Krankzinnigengestich te Buitenzorg merupakan rumah sakit jiwa pertama yang didirikan oleh pemerintah Hindia Belanda dan merupakan rumah sakit jiwa terbesar kedua setelah Rumah Sakit Jiwa Dr. Radjiman Wediodiningrat Lawang, Jawa Timur. Pada masa pendudukan Jepang Rumah Sakit Jiwa Bogor digunakan sebagai penampungan tentara Jepang dan sebagian lain untuk tempat karantina penyakit menular.

Kini, bangunan rumah sakit jiwa pertama di Hindia Belanda tersebut masih kokoh berdiri. Fungsinya masih sama seperti waktu pertama kali didirikan. Hanya saja, saat ini rumah sakit ini tidak hanya melayani pasien dengan penyakit jiwa saja, namun pasien umum pun bisa berobat disini.

Rumah sakit tersebut saat ini bernama Rumah Sakit dr. H. Marzoeki Mahdi. Marzoeki Mahdi merupakan dokter pejuang yang pernah menjadi direktur rumah sakit ini.

Baca Juga: Keluhan Warga Bogor dan Garut, Jalan Provinsi Jabar Rusak dan Berlubang
Ketimpangan Pembangunan di Jabar Selatan
Fragmen Kehidupan Raden Saleh Magang Melukis di Priangan

Dokter Pejuang Ahli Penyakit Jiwa

Juniawan Dahlan juga mengulas profil Marzoeki Mahdi yang namanya diabadikan sebagai nama rumah sakit, menggantikan nama Krankzinnigengestich te Buitenzorg yang kini berlokasi di Jalan Dr Semeru No 114 Kota Bogor.
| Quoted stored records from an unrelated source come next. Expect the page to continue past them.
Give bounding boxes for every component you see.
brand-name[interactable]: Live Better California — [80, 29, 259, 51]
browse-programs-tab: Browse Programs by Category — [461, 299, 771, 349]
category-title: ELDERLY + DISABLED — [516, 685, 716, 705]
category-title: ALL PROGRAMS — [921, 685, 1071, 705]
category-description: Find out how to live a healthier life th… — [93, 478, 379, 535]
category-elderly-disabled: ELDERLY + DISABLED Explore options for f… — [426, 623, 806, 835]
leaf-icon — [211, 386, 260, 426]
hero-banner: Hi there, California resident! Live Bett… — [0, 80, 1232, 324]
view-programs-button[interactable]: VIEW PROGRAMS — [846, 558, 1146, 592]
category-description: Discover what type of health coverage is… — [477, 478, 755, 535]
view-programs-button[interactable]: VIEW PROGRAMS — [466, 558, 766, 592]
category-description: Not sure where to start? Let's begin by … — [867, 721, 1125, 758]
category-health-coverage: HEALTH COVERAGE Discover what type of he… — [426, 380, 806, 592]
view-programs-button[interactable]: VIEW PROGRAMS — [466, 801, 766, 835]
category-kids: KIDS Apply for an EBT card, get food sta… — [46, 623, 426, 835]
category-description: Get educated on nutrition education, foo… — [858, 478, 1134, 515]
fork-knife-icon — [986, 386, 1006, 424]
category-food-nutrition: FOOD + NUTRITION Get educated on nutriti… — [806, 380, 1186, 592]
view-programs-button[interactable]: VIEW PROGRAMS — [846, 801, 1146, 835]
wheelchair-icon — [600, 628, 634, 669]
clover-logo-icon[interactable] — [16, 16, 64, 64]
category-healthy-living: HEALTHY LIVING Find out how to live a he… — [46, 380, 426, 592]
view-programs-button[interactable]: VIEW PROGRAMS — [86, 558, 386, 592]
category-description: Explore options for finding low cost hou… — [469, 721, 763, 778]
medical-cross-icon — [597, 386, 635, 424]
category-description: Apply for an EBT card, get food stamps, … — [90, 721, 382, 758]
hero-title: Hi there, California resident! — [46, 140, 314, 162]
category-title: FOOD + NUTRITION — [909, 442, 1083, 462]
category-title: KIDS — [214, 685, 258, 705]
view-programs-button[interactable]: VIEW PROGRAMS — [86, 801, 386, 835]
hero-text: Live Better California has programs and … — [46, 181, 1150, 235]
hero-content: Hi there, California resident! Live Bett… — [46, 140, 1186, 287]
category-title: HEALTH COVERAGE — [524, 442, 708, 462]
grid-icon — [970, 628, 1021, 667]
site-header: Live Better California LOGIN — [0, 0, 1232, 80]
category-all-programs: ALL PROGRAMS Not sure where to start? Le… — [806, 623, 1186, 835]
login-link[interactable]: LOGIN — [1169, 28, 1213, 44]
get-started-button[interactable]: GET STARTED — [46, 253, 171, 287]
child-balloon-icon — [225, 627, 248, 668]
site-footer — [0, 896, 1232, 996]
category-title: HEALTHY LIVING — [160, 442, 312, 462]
Marzoeki Mahdi putra minang yang lahir di Kota Gadang, pada 14 Mei 1890. Ia masuk sekolah kedokteran STOVIA pada 9 November 1908 dan lulus pada 23 Mei 1918. Marzoeki Mahdi dikenal sebagai pelopor Gerakan Kesehatan Jiwa di Indonesia. Tak heran jika namanya tercatat pernah memimpin Rumah Sakit Jiwa Bogor. Sebanyak dua kali ia bekerja di RSJ Bogor, yakni 1924 dan 1932. Pada 1942, ia menjadi direktur RSJ Bogor dan pada 1945 menjadi inspektur kesehatan RSJ Bogor.

Selain aktif di bidang kesehatan, Marzoeki Mahdi juga tercatat sebagai tokoh pergerakan nasional Indonesia. Pada 1926 ia pernah dipercaya sebagai ketua Boedi Oetomo cabang Semarang. Setelah menjadi ketua Boedi Oetomo cabang Semarang, ia selanjutnya aktif menjadi tokoh pergerakan nasional di Bogor. Hal ini terjadi setelah ia bermukim di Bogor dan bekerja di Rumah Sakit Jiwa Bogor. Terlebih pula karena ia merupakan dokter lulusan STOVIA yang pelajarnya sudah terkenal kritis dan aktif dalam politik masa pergerakan nasional.

Marzoeki Mahdi juga akrab dengan salah satu tokoh Betawi yakni M.H. Thamrin. Pada saat M.H. Thamrin meninggal, Marzoeki datang untuk melayat.

Tidak hanya pada masa pergerakan nasional saja, Marzoeki Mahdi juga aktif pada masa perjuangan kemerdekaan. Pada surat kabar Gelora Rakjat terbitan 29 Desember 1945 diceritakan tentang peristiwa pertempuran di Bantenweg yaitu sekitar rel kereta api Stasiun Bogor yang melukai Kapten Tubagus Muslihat, seorang pejuang lokal. Tubagus Muslihat yang saat itu terluka parah diselamatkan oleh dr. Marzoeki Mahdi, meski pada akhirnya nyawanya tidak tertolong karena kehabisan banyak darah. Tubagus Muslihat pun meninggal disaksikan langsung oleh dr. Marzoeki Mahdi.